Так продолжалось долго, как мне казалось, невыносимо долго. Но однажды нас выстроили на том же поле, а работать не заставили. Мы стояли жиденькой шеренгой, и хилая трава жалась к нашим ногам. И к их сапогам тоже. Потому что они — немцы — стояли с нами рядом, а их начальник обращался и к нам, и к ним. Мы жались друг к другу и, как остатки травы на поле, сгибались от ветра. Немцев охраняли от ветра плотные суконные мундиры, а каково было мне в моем старом школьном пальтишке: я вырос из него, и колени стыли от холода.

Шеф — офицер с серебряными витыми погонами по фамилии Рапперт, обратился к нам с речью, из которой я улавливал лишь отдельные слова. Он смотрел поверх наших голов, словно обращался вовсе не к нам, а к трибунам. Они были пусты, но шеф смотрел на побуревшие от снега и дождей скамейки и так поднимал руку, будто ждал ответа. Потом Рапперт обратился в проход между трибунами, и несколько солдат бегом, как униформисты в цирке, выволокли на поле мешок, осторожно опустили его на расстеленную плащ-палатку. На мешке чернели какие-то буквы, цифры и трафарет, изображающий хищного орла. Казалось, будто этот орел вцепился в кого-то, сидящего в мешке. Но в мешке не было никого, из него посыпались посылки: ящики, свертки. И тут я вдруг вспомнил отдельные слова, долетавшие до меня, когда Рапперт произносил свою речь, — он говорил о празднике пасхи. Ну да, наступила пасха, но кто бы мог подумать, что они, немцы, будут праздновать ее с нами? Мы вместе работали, но должны ли мы с ними вместе праздновать, даже или просто присутствовать при этом?
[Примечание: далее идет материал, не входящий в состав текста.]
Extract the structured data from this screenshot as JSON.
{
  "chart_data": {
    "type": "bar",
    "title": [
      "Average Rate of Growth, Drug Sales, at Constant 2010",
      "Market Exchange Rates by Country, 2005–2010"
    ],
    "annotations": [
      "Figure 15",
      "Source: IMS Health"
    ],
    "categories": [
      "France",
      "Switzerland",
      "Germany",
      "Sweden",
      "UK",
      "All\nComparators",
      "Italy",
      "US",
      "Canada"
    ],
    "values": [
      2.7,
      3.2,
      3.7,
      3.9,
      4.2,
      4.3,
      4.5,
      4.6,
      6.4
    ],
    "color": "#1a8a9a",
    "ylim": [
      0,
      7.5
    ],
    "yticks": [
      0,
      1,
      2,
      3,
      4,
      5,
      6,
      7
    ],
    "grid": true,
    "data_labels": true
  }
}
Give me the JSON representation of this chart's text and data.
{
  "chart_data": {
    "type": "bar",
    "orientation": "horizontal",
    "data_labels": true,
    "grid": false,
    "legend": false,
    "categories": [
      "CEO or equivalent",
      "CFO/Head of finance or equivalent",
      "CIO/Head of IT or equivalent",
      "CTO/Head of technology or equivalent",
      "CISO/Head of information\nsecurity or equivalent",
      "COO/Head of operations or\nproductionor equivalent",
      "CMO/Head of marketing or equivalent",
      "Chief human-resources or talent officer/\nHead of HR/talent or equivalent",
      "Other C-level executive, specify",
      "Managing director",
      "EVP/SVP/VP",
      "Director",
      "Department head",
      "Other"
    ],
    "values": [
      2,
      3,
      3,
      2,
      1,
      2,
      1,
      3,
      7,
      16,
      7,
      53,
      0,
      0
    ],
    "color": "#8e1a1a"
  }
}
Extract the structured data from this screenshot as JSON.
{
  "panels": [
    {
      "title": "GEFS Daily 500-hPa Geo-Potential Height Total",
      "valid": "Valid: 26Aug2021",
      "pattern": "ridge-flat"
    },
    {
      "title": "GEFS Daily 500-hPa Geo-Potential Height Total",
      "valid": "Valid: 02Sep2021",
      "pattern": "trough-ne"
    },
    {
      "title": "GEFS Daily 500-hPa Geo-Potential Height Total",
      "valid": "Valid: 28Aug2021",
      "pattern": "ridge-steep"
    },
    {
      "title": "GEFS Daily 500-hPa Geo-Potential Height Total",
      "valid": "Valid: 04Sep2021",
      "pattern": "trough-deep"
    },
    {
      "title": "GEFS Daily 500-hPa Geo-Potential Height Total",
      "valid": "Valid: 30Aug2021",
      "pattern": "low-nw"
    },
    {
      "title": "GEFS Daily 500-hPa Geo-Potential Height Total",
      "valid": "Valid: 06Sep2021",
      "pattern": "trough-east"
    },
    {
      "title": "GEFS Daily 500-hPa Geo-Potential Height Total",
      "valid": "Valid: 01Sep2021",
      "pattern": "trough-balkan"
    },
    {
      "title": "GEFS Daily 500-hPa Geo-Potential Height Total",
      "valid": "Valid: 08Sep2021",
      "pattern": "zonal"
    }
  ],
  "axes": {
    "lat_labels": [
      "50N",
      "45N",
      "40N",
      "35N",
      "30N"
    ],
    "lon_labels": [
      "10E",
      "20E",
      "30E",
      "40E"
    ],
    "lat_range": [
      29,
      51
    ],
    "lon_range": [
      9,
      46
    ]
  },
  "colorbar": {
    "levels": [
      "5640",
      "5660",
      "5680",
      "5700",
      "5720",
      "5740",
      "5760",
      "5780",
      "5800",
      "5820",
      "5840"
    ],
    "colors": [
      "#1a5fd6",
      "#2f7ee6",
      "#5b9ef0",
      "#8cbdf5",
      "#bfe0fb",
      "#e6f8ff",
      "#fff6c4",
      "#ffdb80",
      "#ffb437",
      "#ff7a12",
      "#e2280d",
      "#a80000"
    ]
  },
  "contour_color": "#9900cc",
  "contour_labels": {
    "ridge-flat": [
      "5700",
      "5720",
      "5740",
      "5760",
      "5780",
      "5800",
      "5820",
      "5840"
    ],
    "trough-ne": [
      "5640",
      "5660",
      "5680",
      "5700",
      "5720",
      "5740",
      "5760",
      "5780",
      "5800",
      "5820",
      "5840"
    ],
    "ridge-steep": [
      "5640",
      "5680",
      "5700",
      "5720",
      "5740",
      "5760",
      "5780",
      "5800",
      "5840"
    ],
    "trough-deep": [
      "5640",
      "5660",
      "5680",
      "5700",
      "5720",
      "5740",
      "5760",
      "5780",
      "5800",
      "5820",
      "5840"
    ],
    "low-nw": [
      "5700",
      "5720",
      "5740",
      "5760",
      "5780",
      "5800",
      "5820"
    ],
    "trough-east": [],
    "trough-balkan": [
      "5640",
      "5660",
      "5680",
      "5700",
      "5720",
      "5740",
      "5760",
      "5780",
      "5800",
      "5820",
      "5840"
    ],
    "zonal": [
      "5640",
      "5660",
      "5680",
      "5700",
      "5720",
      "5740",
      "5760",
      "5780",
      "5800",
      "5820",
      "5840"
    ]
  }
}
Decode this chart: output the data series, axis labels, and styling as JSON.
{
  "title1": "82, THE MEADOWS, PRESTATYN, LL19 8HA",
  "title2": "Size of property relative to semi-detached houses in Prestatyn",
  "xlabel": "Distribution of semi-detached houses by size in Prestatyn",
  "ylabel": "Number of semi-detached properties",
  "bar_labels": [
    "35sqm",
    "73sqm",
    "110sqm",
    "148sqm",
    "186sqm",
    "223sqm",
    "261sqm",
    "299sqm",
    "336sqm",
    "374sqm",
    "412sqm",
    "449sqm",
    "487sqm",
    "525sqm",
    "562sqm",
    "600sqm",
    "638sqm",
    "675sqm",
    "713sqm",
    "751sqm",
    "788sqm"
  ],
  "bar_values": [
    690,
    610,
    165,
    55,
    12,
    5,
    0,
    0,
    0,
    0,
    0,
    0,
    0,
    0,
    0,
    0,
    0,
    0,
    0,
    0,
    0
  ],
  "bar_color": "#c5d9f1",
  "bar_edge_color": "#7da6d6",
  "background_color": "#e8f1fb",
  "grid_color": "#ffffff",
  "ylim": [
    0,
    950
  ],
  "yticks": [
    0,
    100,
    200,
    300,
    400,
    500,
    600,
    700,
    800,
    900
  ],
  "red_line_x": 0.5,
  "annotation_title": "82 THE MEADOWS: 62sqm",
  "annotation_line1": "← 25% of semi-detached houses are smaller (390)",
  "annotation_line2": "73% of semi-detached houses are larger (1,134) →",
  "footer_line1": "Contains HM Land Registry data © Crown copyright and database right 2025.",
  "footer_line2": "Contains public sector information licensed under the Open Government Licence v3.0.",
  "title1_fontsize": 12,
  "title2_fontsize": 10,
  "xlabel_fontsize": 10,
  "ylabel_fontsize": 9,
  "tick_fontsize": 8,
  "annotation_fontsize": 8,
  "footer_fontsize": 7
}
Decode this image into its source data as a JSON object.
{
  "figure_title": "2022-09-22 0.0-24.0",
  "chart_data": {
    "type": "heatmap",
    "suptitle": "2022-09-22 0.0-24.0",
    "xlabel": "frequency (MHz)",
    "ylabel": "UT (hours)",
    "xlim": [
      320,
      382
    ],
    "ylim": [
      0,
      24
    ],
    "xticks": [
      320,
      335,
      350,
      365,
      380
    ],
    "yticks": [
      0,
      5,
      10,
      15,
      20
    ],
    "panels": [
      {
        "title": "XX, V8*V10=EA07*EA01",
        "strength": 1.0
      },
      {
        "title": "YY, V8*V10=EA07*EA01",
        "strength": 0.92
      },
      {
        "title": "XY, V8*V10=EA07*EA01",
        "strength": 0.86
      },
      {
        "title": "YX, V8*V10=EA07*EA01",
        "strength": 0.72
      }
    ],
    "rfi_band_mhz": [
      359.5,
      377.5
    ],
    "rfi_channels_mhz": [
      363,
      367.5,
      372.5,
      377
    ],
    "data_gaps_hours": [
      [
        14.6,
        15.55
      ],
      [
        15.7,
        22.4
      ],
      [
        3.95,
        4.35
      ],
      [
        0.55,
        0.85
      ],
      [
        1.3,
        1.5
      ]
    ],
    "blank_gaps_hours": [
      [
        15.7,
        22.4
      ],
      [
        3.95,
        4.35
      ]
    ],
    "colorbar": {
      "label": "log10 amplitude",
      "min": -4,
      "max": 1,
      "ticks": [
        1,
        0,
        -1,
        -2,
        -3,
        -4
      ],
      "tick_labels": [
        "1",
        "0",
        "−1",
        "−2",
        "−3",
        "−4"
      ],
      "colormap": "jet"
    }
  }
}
И при чем тут добрый праздник пасхи, который справляли до войны мои родственники — и мамины, и папины? Пасхи эти, православная и еврейская, часто почти совпадали по времени, и я уписывал и кулич, и творожную пасху, напоминавшую сладкие сырки, и хрустящую мацу. Мне все нравилось, все было вкусным, люди веселились, поздравляли друг друга с праздником. Теперь странно было представить себе, что у Рапперта может быть тот же праздник, что у моей бабушки, которая даже не может выйти на улицу, чтобы не наткнуться на того же Рапперта, который наверняка не обрадовался бы моей бабушке даже в праздник. Так могло ли мне прийти в голову, что немцы позовут нас на свой праздник?

Но они позвали. При нас раздавали подарки. Маленькие пакетики, иногда величиной чуть ли не с костяшку домино. Не хватало лишь точечек, по которым педантичные немцы определяли бы количество витаминов в каждом пакетике. Получив посылку, солдаты рассматривали обратный адрес. Наш обратный адрес был совсем рядом, за забором, но никто не приносил нам подарков, у наших матерей нечего было нам носить. И мне вдруг стала вспоминаться одна пасха, когда мама, воспользовавшись тем, что отец улетел в очередную командировку, напекла куличей и они стояли в кухне, укрытые расшитыми рушниками. А потом внезапно, как в старом анекдоте, вернулся муж и в гневе швырял куличи из окна пятого этажа. Оказывается, он ездил с антирелигиозным агитпоездом в деревню бороться с «забобонами», предрассудками. А пока он боролся, его собственная жена напекла куличей. Мама кое-как спасла от папиного гнева рушники, куличи же пропали бесследно. Их растащили дворовые собаки, а мы остались без «забобонов».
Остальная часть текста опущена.